Armenian government approves bill to launch EU accession bid


  • World
  • Thursday, 09 Jan 2025

FILE PHOTO: European Union flags fly outside the EU Commission headquarters in Brussels, Belgium September 19, 2019. REUTERS/Yves Herman/File Photo

(Reuters) - Armenia's government on Thursday gave approval to a bill that calls for the country, once part of the Soviet Union, to launch a bid to join the European Union.

Armenia has in recent years deepened ties with the West at the expense of its traditionally close relations with Moscow, which it has accused of failing to defend it from longtime rival Azerbaijan.

The bill was drawn up following a successful petition.

In a document seen by Reuters, the government backed its introduction to parliament, saying it would represent "the beginning of the accession process of the Republic of Armenia to the European Union".
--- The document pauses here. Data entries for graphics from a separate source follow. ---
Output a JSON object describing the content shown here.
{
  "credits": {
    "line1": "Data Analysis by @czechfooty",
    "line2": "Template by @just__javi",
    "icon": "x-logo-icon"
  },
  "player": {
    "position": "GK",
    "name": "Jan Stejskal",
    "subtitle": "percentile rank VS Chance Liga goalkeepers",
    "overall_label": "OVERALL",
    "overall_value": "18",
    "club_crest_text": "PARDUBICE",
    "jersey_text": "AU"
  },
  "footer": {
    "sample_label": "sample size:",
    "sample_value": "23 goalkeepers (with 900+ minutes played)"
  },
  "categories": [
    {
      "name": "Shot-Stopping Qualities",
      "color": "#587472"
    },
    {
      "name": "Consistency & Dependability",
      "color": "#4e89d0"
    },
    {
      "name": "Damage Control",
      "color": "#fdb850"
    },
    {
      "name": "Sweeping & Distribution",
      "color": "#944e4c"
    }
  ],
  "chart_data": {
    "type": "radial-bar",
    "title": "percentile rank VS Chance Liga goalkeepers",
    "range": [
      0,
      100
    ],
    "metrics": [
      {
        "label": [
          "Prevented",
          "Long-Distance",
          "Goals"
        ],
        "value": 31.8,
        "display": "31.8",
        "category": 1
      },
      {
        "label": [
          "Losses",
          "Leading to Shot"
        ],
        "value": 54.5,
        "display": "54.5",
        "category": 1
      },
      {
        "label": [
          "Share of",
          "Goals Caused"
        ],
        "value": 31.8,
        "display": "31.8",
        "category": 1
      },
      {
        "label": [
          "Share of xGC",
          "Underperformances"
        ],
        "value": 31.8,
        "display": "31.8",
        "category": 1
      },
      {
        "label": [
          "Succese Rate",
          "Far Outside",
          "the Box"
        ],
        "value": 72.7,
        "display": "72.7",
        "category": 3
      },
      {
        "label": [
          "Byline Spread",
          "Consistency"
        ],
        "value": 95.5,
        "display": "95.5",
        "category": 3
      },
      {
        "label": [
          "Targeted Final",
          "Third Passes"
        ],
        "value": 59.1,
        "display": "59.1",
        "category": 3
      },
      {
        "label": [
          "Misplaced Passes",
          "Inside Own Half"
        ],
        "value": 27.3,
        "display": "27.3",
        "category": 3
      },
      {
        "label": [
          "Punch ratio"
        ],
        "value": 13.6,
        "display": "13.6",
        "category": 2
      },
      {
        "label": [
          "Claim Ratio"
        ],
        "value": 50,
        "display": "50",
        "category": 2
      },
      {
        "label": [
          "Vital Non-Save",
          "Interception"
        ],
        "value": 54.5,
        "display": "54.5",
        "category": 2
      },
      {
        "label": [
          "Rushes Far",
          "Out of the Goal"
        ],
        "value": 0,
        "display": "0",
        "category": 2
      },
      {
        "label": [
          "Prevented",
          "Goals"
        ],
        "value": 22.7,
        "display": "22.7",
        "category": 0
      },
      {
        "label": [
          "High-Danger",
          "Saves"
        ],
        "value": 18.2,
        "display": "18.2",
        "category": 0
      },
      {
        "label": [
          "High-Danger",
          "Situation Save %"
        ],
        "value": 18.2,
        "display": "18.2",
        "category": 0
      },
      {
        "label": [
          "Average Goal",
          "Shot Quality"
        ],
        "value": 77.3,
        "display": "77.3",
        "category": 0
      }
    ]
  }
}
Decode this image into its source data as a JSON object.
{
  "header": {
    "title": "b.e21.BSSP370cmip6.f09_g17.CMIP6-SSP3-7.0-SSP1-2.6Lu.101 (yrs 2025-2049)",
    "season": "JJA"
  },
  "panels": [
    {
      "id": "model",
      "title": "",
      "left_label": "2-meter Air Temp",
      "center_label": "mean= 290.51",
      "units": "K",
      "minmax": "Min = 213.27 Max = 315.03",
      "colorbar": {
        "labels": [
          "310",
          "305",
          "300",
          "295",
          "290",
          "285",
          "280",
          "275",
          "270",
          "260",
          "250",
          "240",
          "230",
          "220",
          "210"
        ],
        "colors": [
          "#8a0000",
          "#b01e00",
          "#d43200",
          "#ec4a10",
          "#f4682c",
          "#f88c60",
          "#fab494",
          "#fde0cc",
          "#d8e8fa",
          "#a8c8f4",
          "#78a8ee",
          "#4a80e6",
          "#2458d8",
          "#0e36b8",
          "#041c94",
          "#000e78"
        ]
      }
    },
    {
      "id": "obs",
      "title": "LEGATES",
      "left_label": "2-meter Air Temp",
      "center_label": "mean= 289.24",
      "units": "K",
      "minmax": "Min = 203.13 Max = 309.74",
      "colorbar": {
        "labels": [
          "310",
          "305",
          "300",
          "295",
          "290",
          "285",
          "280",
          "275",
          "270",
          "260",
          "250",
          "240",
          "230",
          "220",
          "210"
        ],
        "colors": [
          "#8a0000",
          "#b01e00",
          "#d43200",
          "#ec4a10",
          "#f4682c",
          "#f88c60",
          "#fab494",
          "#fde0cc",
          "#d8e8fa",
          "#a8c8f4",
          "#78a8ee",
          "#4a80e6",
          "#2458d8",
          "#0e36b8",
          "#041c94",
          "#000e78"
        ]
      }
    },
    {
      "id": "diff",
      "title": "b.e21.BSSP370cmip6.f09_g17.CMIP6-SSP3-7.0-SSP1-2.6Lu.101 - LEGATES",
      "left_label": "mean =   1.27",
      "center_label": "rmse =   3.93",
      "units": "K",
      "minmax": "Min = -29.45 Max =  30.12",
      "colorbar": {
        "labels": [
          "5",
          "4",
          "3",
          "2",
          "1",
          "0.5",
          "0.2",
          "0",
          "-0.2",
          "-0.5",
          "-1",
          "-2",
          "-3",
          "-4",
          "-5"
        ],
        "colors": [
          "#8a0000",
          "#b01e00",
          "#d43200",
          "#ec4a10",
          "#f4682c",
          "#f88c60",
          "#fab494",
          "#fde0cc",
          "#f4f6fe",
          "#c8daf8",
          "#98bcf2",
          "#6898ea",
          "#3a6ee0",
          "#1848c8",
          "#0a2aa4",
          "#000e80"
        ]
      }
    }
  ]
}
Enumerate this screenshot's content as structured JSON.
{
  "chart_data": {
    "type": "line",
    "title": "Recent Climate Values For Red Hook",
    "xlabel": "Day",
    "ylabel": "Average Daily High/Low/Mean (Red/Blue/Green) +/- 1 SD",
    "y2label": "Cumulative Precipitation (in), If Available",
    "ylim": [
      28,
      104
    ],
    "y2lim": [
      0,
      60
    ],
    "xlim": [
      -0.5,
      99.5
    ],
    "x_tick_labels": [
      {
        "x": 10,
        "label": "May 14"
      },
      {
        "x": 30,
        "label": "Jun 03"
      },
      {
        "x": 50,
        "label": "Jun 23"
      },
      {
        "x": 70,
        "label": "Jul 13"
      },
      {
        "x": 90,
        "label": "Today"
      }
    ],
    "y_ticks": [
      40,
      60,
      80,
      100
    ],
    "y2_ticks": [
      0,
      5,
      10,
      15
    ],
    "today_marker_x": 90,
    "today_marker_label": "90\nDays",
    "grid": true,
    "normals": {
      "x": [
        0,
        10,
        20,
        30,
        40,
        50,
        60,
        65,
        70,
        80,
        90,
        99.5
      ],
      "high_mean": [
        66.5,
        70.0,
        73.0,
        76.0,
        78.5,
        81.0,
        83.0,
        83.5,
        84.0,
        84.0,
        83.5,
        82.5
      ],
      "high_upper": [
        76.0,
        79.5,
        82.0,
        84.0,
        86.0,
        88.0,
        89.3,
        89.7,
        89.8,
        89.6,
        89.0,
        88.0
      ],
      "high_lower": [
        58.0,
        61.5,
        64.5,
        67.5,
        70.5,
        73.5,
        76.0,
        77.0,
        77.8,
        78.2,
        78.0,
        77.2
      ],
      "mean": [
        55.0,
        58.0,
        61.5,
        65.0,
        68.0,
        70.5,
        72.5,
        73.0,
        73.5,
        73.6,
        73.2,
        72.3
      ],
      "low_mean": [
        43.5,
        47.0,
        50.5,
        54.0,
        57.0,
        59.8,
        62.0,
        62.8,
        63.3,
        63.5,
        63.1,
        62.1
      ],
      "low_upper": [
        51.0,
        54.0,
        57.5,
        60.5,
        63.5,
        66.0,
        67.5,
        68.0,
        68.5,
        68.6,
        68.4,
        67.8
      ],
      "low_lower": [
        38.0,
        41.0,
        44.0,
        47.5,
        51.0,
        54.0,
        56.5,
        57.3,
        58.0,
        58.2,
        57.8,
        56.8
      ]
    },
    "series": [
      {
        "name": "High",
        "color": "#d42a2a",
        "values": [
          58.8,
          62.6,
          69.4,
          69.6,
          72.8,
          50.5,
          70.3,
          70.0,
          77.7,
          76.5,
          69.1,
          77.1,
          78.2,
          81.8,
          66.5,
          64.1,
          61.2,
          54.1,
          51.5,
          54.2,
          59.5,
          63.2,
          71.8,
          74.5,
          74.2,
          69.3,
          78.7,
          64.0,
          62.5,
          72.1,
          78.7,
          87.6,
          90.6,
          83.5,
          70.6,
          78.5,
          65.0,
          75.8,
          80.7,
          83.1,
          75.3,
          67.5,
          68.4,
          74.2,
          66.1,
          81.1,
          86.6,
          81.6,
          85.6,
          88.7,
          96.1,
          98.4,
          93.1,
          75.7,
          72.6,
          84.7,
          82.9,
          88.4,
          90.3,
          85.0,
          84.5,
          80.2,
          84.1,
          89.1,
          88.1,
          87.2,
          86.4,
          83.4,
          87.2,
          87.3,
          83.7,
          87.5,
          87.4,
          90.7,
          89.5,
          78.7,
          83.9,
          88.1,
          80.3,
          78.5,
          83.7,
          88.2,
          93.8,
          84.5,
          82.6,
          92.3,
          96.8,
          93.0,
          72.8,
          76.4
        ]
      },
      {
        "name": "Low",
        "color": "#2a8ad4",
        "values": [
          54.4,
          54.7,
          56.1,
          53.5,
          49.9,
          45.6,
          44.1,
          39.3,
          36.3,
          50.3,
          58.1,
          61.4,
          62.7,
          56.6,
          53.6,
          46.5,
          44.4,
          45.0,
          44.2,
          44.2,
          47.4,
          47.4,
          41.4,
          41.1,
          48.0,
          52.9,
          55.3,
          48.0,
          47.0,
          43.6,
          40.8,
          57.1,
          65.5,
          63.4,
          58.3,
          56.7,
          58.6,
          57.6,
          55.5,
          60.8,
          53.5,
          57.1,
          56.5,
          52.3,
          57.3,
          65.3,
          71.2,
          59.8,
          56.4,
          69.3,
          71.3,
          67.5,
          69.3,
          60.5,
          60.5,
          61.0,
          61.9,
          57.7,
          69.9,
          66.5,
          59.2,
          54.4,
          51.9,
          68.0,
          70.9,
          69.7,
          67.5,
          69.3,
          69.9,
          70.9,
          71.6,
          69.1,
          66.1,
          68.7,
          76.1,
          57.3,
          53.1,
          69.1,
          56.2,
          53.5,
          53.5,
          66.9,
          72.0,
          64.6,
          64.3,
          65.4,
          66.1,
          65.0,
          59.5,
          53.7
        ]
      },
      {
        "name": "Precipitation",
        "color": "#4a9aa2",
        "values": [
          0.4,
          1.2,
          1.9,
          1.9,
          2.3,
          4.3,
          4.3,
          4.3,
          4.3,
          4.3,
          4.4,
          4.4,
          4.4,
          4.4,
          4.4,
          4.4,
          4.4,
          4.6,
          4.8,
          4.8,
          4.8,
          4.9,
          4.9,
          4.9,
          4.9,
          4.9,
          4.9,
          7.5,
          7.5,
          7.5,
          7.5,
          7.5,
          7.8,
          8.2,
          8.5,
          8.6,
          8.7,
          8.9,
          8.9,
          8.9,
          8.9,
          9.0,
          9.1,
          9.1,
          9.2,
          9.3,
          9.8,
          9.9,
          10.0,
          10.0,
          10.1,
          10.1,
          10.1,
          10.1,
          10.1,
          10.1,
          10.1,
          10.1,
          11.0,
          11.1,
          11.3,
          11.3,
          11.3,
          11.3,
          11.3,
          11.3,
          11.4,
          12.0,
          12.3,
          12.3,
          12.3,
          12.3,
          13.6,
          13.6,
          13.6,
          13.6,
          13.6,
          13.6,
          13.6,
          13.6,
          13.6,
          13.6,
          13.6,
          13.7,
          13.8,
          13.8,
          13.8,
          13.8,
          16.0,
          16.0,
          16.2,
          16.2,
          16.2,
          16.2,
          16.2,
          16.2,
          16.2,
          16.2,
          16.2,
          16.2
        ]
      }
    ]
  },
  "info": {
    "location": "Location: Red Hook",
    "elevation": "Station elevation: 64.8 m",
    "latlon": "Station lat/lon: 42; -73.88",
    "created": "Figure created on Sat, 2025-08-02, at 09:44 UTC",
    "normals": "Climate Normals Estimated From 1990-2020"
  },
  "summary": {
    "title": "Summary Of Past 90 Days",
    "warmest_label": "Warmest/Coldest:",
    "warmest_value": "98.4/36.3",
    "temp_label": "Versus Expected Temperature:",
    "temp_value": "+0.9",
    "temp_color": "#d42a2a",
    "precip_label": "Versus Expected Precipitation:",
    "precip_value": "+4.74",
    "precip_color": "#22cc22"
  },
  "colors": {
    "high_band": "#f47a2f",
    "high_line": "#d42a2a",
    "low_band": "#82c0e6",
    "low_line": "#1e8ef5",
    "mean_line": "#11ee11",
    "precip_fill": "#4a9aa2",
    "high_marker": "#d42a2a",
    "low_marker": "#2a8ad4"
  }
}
Brussels did not immediately respond to a request for comment.

Three other former members of the Soviet Union - Estonia, Latvia and Lithuania - have joined the bloc, a years-long negotiating process requiring harmonisation with EU legislation, among other things.

Armenian Prime Minister Nikol Pashinyan underlined to the cabinet on Thursday that the public should not expect a rapid accession, and that it would in any case require approval by referendum.

In 2023, Pashinyan told the European Parliament that Armenia was ready to move as close to the EU as possible, although he stopped short of backing full membership.

Kremlin spokesman Dmitry Peskov told reporters that Russia needed to understand Brussels' position, and that Armenia could not join the EU while remaining a member of the Eurasian Economic Union, a trading bloc of some post-Soviet countries.

Though Armenia's relations with the EU are warm, joining will not be easy.

The landlocked, mountainous country of 2.7 million people shares no border with the EU and has been in conflict with Azerbaijan, a major gas supplier to EU countries, since the late 1980s.

Azerbaijan in 2023 mounted a lightning offensive to retake control of Nagorno-Karabakh, a breakaway region that had been run for more than three decades by its ethnic Armenian majority with Yerevan's backing, prompting its population to flee.

This week, Azerbaijani President Ilham Aliyev said Armenia presented a "fascist" threat that had to be destroyed, in what Yerevan said might be a prelude to fresh conflict.